Dual Q&A with Mike Johnson & Joe Tresey, ctd.

The big gripe from last season was conservatism on both sides of the ball. How will you address that?


Mike Johnson: “I have no idea what has happened before I got here. I refuse to even comment on that. But I don’t think I’ve ever been associated with conservatism. I don’t think it is in my nature to be conservative. I think that you have to dictate to a certain point what the defense does. It is not my nature to sit back and react all the time to what a defense is doing. Sometimes you have to make them react to you. You have to do things to offset tendencies, to take shots down the field, have to run reverses. You have to do all the things that fall into vertical and horizontal philosophies, so that you can run the ball up the middle when you want to.”

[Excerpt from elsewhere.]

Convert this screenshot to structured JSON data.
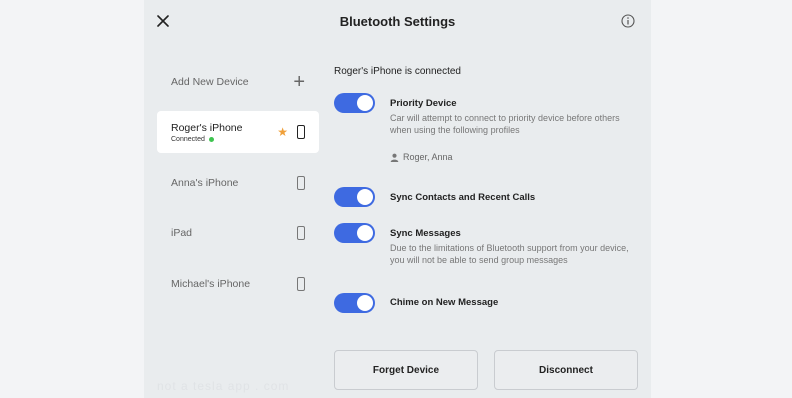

Joe Tresey: “There’s a reason why you pressure. There’s a reason you play a base defense. There’s a reason you sub out and play nickel. Or play five or six DBs. Why you play a three-man front or a four-man front. There’s a reason why coaches make the decisions that they do, based on the evaluation of video. I think you have to understand what the strengths of your players are, and you have to accentuate those strengths and diminish those weaknesses. We’re very multiple – we have a lot of fire zone patterns in our package, pressure patterns in our package. We have a lot of pressures overall.

Now are we going to be good at understanding blitzes and pressures? Are our guys going to be able to play fast, play downhill, and be able to see where the tackle is going, so he’ll be able to go off of it? Are they going to be able to stay on an edge and not run into people?

You have to teach people how to blitz. They have to understand body position, how gaps move, all those things. It’s just not lining up people and turning them loose. There’s a process of teaching how to do those things. For your players, is that in their tool box? Can they become good at that? If they can, you’re more apt to pressure. If you got guys through the recruiting process, you thought they could, they get here and can’t play fast, don’t know how to fit the edges, don’t take the proper departure angles that are needed, then you have to make that determination. End of the day, whatever your kids are best at, you need to be doing.”